Tengo los ojos llorosos. No, no es por la tristeza, bueno, un poco. Es el efecto de las continuas cargas de gas lacrimógeno al que recurrió desmedidamente la Policía antidisturbios para dispersar a grupos de bomberos que, con sus cascos y trajes ignífugos, protestaban por la falta de medios y salarios dignos. Me tocó presenciar este espectáculo desolador hace unas horas en la parisina Plaza de la Nación, convertida en un gigantesco campo de batalla. Es como si se agarraran a golpes primos y hermanos. Escenas lamentables de choques entre dos grandes cuerpos de agentes del Estado galo, acostumbrados a trabajar codo a codo en situaciones de emergencia y que ofrecen la imagen de un país desgarrado, herido, desbordado por la ira.

Aquí no estamos frente a los violentos ecapuchados antisistema, los llamados “black blocs”, expertos en guerrilla urbana, tan omnipresentes en las manifestaciones de los chalecos amarillos.

Aquí los protagonistas en pugna son dos gremios muy respetados por la sociedad francesa, particularmente los bomberos que, no solo combaten las llamas, también se dedican en cuerpo y alma a las misiones de asistencia médico-social.

Presiento que algunos de ustedes, queridos lectores, se preguntarán: ¿y qué tiene que ver esta introducción con el título de la columna? Bueno, resulta que esta misma semana, el próximo viernes, la monárquica y poderosa Gran Bretaña, rival histórico de la también vigorosa -aunque republicana- Francia (a ambas las separa físicamente solo el Canal de la Mancha), abandonará oficialmente la Unión Europea. Ahora sí, no hay vuelta atrás.

Nadie olvida que estos dos gigantes del Viejo Continente llevan mil años enfrascándose en batallas por imponer al resto del mundo su propia cosmovisión. Inglaterra, la patria del liberalismo capitalista, del libre comercio y libre mercado, orgullosa de su City londinense, no ha mirado sino con una mezcla de burla e incredulidad a las calles de París ardiendo durante interminables protestas y huelgas de los “revolucionarios y estatistas” franceses, nunca contentos, arrogantes, violentos, antipáticos.

La flema inglesa no entiende el fuego galo. Pero a la vez admira la sofisticación de la moda y la mesa del vecino continental. Sueña con la ligereza erótica de la mujer francesa, ama la intensa luz de las regiones sureñas de Francia, sus deliciosos quesos, champañas, su impresionismo, “la joie de vivre”, las sublimes pinceladas de Cézanne o Matisse.

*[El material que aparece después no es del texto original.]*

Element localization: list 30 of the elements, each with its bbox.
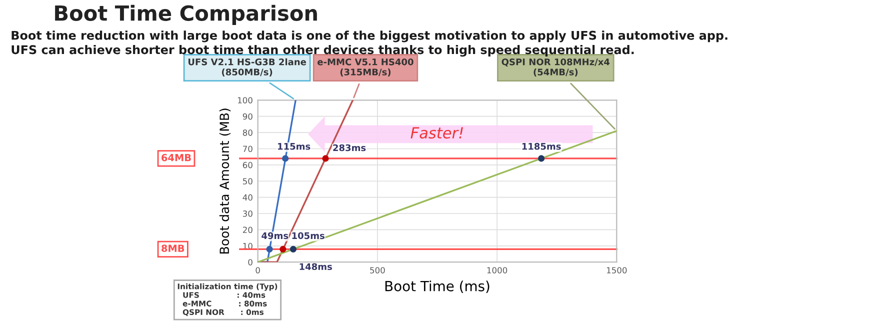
text: QSPI NOR 108MHz/x4 (54MB/s): [502, 58, 610, 76]
y-tick-label: 100: [238, 97, 252, 104]
annotation: 49ms: [262, 232, 288, 240]
y-tick-label: 40: [242, 194, 252, 201]
annotation: 105ms: [292, 232, 324, 240]
ref-line-label: 8MB: [162, 244, 184, 252]
x-axis-title: Boot Time (ms): [385, 280, 490, 293]
x-tick-label: 1000: [487, 267, 508, 274]
text: e-MMC V5.1 HS400 (315MB/s): [318, 58, 414, 76]
chart-subtitle: Boot time reduction with large boot data is one of the biggest motivation to apply UFS in automotive app. UFS can achieve shorter boot time than other devices thanks to high speed sequential read.: [12, 30, 728, 57]
annotation: 1185ms: [522, 142, 561, 150]
x-tick-label: 500: [370, 267, 385, 274]
y-tick-label: 80: [242, 130, 252, 136]
annotation: 115ms: [278, 143, 310, 150]
y-tick-label: 0: [248, 259, 252, 266]
ref-line-label: 64MB: [162, 154, 191, 162]
x-tick-label: 0: [256, 267, 260, 274]
y-tick-label: 30: [242, 210, 252, 217]
y-tick-label: 20: [242, 226, 252, 233]
annotation: 148ms: [300, 263, 332, 270]
annotation: 283ms: [333, 144, 366, 152]
x-tick-label: 1500: [606, 267, 627, 274]
text: UFS V2.1 HS-G3B 2lane (850MB/s): [188, 58, 306, 76]
y-tick-label: 70: [243, 146, 252, 152]
y-axis-title: Boot data Amount (MB): [219, 108, 231, 254]
y-tick-label: 90: [242, 113, 252, 120]
chart-title: Boot Time Comparison: [55, 4, 317, 25]
annotation: Faster!: [410, 127, 463, 139]
y-tick-label: 50: [243, 178, 252, 184]
y-tick-label: 60: [242, 162, 252, 168]
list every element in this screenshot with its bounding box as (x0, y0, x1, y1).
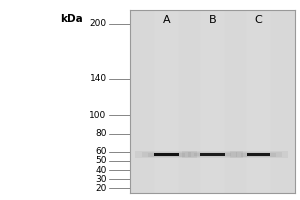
Text: 50: 50 (95, 156, 106, 165)
Bar (142, 152, 191, 157)
Text: 140: 140 (89, 74, 106, 83)
Text: kDa: kDa (60, 14, 83, 24)
Bar (247, 153, 270, 156)
Bar (242, 153, 276, 157)
Bar (188, 152, 237, 157)
Text: 100: 100 (89, 111, 106, 120)
Bar (236, 152, 282, 157)
Bar (154, 153, 179, 156)
Text: 20: 20 (95, 184, 106, 193)
Bar (200, 153, 225, 156)
Text: B: B (209, 15, 216, 25)
Text: 80: 80 (95, 129, 106, 138)
Text: 40: 40 (95, 166, 106, 175)
Text: C: C (255, 15, 262, 25)
Bar (135, 151, 197, 158)
Text: 30: 30 (95, 175, 106, 184)
Bar (230, 151, 288, 158)
Text: 60: 60 (95, 147, 106, 156)
Bar (182, 151, 243, 158)
Bar (194, 153, 231, 156)
Bar (148, 153, 185, 157)
Text: 200: 200 (89, 19, 106, 28)
Text: A: A (163, 15, 170, 25)
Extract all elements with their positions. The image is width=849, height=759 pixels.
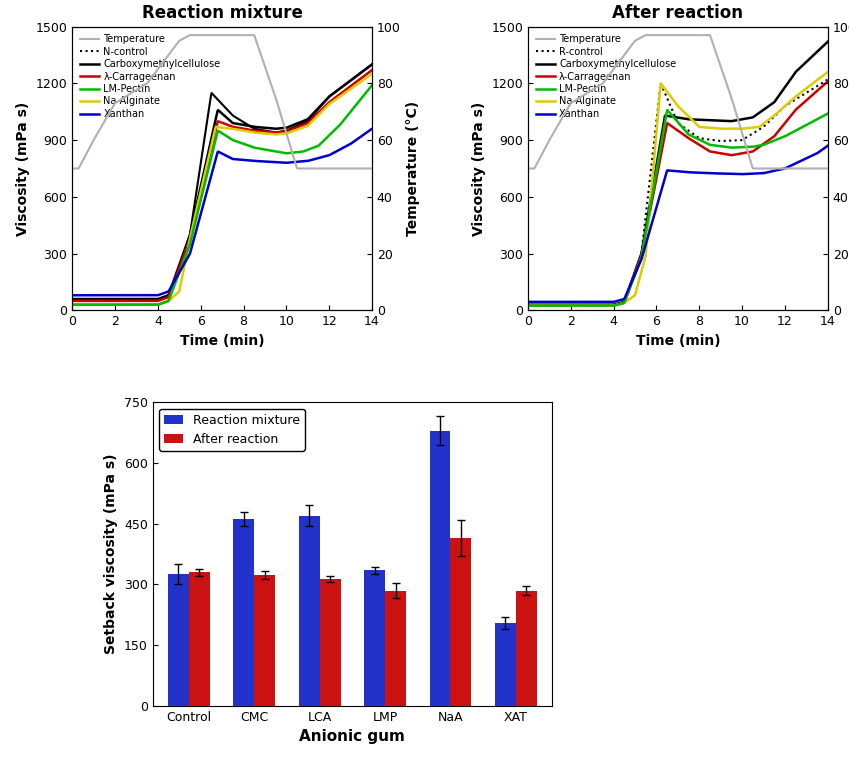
Y-axis label: Viscosity (mPa s): Viscosity (mPa s) — [472, 102, 486, 235]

Ahí no termina la relación envidia-fascinación-repulsión. Viajemos hacia el pasado. La Guerra de los Cien Años (1337-1453) fue sangrienta, pero le dio la victoria y el poder a la monarquía francesa que logró expulsar de sus tierras a las tropas inglesas. Juana de Arco, la joven campesina francesa que guió al Ejército de su patria contra Inglaterra en dicha contienda sigue recibiendo aplausos, seis siglos después, a ambos lados del Canal de la Mancha. Para la humillante venganza había que esperar hasta 1815, año en que el emperador Napoleón Bonaparte quedó derrotado por los británicos en la batalla de Waterloo, lo que puso fin al Primer Imperio francés.

Ya más recientemente aparecieron las parejas de personalidades tan contrastantes como Churchill y De Gaulle, luego Tony Blair y Chirac (el segundo le dijo no al tándem Blair-Bush Jr., protagonistas de la vergonzosa invasión de Irak en 2003), y ahora toca observar al más intrigante dúo Macron-Johnson.

¿Y qué le pueden temer los británicos una vez consumado el “Brexit”? En primera instancia, que los bancos, aseguradoras y otras empresas de peso abandonen la City de Londres para instalarse en el pulmón parisino de las finanzas, La Défense, más cerca de Bruselas y del resto de la Europa continental.

Posteriormente vendrán otras batallas, combates y enfrentamientos. Eso sí, sin barricadas de fuego ni gases lacrimógenos.